Over a lifetime my visits to the Six Bells in Peterstone near Cardiff although regular have only been once in every ten years beginning at childhood through to impressing girlfriends with a run out to a country pub and finally over the last few decennial visits simply to check if the pub is still there. It was 10 years this Easter Bank Holiday Monday since my last visit, so away I went on a cycle ride through Marshfield on the wrong side of the tracks in a Peterstone direction fully expecting to find the pub closed for good. I always like to take a look at the great flood mark of 1607 or Britain’s only known tsunami on the church in Peterstone but unfortunately the church grounds and the foot path to the seawall alongside are both now closed. The pub itself is still open and a car was just pulling into the car park but with a mind made prejudiced by many reports of wholesale country pub closures I noticed that the Christmas decorations had been left up above the pub door and immediately concluded that the Six Bells would soon be ringing its last. It was only when I focused in on the pub sign with my camera phone for the blog that I suddenly realised what I thought were Christmas decorations were in fact six neon bells meaning someone was seriously working on rebooting the pub. Then I saw that the passengers in the car just pulled in were a family of three generations looking confident of a good Easter Monday lunch inside, finally I spotted that rich pastel eggshell paint applied to the pub exterior windows that for me is always an indicator of new investment.
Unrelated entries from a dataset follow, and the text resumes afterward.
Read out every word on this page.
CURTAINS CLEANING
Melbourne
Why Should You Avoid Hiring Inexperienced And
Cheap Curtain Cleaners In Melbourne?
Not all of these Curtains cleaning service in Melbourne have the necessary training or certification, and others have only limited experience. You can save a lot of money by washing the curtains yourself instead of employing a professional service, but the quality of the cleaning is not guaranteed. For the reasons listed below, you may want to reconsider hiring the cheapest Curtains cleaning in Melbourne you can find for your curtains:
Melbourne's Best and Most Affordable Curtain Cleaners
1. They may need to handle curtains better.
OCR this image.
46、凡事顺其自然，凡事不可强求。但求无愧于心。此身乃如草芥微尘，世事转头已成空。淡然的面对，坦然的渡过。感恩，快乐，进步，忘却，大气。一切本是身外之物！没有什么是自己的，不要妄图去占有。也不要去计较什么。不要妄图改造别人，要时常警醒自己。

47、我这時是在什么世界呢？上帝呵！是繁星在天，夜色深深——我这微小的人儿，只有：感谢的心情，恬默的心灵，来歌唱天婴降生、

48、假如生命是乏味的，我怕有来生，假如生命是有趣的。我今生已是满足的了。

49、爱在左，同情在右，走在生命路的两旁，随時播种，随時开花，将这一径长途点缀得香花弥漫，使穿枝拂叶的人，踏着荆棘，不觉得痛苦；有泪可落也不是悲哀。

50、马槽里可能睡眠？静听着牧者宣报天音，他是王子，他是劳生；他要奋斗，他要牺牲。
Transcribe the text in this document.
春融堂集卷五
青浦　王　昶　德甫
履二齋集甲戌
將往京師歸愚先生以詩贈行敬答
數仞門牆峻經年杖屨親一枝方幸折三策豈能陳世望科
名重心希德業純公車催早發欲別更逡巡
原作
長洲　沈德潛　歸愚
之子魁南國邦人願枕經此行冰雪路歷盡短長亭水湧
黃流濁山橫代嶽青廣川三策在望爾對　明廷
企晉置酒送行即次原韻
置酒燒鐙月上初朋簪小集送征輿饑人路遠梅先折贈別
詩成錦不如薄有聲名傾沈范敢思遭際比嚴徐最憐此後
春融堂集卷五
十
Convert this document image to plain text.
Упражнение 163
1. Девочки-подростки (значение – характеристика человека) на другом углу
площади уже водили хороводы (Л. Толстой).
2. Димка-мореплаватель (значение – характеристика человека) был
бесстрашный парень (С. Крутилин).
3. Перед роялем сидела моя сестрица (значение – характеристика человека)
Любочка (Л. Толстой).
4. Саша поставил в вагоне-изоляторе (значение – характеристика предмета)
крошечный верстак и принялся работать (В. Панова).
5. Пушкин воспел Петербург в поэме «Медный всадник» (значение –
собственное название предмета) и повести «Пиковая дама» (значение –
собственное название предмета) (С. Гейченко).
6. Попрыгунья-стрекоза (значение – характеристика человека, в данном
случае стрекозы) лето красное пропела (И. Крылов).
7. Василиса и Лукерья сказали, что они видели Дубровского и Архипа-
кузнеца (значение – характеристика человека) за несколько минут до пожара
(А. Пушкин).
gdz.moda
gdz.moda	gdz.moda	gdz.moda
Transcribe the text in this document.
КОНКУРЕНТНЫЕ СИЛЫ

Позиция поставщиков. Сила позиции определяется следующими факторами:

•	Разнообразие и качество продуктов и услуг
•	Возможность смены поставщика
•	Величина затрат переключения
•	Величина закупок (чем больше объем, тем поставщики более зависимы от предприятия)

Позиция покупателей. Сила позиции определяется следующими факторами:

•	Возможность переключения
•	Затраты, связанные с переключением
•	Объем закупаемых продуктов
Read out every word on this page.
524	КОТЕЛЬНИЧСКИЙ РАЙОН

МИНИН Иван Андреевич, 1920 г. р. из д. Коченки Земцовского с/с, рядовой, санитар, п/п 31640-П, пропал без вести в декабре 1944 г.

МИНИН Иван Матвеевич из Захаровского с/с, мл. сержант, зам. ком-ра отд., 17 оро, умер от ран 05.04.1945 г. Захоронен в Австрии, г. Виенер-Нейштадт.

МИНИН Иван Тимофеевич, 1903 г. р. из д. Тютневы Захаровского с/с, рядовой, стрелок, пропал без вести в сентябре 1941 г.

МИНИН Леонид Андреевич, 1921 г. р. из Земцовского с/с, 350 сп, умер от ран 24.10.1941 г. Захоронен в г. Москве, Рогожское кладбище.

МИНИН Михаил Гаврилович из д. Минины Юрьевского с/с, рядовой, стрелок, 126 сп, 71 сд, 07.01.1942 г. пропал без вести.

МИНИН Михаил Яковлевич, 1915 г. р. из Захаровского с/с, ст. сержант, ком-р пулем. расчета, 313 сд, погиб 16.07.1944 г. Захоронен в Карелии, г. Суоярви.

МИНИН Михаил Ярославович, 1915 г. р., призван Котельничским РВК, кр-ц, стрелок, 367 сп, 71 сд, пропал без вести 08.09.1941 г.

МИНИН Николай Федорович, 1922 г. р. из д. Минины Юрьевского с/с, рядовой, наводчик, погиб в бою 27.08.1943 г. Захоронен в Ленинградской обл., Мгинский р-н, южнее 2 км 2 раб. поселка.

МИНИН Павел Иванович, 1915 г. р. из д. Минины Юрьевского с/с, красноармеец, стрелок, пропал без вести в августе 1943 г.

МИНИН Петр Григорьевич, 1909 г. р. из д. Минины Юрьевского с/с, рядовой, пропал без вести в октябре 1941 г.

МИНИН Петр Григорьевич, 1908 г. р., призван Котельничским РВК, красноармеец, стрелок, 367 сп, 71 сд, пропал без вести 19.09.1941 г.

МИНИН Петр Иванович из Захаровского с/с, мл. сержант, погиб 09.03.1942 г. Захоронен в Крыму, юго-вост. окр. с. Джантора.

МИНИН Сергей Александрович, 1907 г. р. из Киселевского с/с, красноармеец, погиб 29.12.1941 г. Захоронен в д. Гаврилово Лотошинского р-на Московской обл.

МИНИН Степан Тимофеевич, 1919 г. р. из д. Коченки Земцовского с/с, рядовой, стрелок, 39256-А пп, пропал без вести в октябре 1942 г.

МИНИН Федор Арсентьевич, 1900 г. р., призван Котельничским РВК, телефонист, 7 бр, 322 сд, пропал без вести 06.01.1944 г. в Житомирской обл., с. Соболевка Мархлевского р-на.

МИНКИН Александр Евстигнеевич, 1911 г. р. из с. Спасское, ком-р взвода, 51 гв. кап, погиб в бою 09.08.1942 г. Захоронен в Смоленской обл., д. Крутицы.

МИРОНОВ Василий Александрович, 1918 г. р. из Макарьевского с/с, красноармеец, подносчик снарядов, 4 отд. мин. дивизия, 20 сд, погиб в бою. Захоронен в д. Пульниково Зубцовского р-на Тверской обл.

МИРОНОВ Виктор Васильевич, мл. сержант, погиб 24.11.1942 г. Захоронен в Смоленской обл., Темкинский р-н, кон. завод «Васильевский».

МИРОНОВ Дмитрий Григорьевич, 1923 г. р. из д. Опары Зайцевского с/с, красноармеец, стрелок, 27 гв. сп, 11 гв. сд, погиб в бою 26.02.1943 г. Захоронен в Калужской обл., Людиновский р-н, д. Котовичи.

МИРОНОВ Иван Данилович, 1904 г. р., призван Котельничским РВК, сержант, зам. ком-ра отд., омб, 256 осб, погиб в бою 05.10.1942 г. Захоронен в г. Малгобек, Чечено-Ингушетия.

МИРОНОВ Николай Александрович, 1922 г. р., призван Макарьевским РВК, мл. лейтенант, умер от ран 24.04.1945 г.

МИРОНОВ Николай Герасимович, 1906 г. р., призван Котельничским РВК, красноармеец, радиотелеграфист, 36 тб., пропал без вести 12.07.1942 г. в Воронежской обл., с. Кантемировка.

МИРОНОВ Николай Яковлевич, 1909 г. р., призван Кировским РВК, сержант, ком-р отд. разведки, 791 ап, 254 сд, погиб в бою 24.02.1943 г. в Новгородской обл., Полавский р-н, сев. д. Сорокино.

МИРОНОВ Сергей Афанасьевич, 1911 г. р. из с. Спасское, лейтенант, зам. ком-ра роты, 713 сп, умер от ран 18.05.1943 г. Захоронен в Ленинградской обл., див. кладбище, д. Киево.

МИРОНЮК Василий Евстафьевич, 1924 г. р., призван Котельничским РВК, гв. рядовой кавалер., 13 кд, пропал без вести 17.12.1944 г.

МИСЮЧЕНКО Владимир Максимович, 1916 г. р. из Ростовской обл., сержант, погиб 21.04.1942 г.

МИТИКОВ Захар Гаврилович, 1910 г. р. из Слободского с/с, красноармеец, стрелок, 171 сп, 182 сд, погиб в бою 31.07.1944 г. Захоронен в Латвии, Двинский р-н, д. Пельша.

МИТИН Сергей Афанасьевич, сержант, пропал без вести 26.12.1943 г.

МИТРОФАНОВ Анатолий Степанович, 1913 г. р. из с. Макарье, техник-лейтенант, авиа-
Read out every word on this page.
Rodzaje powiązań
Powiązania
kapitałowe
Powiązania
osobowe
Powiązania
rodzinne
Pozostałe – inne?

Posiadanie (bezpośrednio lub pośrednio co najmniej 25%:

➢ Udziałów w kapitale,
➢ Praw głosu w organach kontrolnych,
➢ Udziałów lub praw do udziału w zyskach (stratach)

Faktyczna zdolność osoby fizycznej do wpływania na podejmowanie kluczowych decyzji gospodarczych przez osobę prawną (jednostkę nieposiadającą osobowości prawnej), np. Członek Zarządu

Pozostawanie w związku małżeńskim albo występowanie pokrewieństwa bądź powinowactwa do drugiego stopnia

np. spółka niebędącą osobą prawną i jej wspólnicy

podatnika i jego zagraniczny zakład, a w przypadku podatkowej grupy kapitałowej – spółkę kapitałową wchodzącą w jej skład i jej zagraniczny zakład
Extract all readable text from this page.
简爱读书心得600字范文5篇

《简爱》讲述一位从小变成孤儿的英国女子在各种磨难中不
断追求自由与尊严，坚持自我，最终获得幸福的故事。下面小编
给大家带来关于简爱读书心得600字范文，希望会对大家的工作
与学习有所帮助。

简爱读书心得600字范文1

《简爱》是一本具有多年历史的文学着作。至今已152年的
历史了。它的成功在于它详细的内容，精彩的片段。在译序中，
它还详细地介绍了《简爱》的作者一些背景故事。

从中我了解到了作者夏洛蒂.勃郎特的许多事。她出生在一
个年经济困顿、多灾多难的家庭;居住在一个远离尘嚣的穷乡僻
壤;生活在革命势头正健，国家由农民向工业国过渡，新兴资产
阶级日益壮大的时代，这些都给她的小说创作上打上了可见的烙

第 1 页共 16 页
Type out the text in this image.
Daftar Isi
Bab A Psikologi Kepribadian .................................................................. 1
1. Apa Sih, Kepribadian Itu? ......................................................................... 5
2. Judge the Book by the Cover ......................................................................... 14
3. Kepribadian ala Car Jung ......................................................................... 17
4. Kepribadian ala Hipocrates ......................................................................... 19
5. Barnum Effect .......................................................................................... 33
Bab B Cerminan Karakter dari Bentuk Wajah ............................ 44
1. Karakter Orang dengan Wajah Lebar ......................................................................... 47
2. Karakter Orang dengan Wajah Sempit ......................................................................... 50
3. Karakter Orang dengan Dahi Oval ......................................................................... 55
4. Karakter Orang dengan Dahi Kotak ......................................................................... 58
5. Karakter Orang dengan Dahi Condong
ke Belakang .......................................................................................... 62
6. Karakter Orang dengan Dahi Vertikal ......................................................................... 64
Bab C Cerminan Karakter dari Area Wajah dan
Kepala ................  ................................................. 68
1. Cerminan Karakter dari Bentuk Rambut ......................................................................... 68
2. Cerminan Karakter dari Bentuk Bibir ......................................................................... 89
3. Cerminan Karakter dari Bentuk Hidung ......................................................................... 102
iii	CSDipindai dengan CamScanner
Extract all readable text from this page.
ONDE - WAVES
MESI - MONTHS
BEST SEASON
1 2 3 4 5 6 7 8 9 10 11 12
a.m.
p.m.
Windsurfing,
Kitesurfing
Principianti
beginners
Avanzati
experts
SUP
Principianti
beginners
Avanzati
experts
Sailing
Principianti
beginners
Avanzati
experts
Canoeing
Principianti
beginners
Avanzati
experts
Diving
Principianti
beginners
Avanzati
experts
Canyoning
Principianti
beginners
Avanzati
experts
Still not convinced and with seawall access denied at Peterstone, I cycled a little further east past the golf club to find a small lane leading down to a fabulous view of the Severn estuary where I came across a couple of ladies with real welsh accents who seemed to think that I was some sort of local guide but I was more than happy to help as they looked across to Penarth with questions such as “Whose church is that tower?”
Work to electrify the South Wales mainline has meant many bridges crossing the railway in Marshfield are currently closed so I followed all the cars back at the golf club along a country lane called Broadway to be assured of a way back across. As I approached the bridge I was reminded of a pub just on the other side next to the railway line that I have made even fewer visits to than the Six Bells and thought that I was bound to bag this one as part of the reported nationwide pub closure carnage – but no! The Port O Call as I knew it has now been given a new name “Y Maerun Pub & Dining” and with a spanking new paint job and tall glasses of chardonnay glistening in the sunshine of the new beer garden you could easily imagine yourself sat in the middle of somewhere like the Chatsworth Estate and not a former railway workers pub as was. Perversely I was now determined to find derelict and abandoned pubs to prove the press reports correct and I was surely guaranteed to find at least one if not three of the four pubs sitting almost next door to each other either side of Newport Road over in Old St Mellons. I was to be disappointed yet again [if you see what I mean] for the Coach House, the Bluebell Inn, the Poachers Arms and the Fox & Hounds were absolutely thriving and what with already having had a pint in the Bluebell many years ago I could happily make this my next choice for a Fourtharch weekend.
Old St Mellons folklore has it that the waters of the 1607 great flood lapped at the doors of the White Hart (now the Coach House) so I wonder if in 2017 electrification is now flooding the area with new investment. After all a more recent piece of folklore had it that house prices in Cardiff jumped a significant percentage the day the first 125 high speed train pulled into town – meanwhile I am beginning to wonder what else the press gets spectacularly wrong.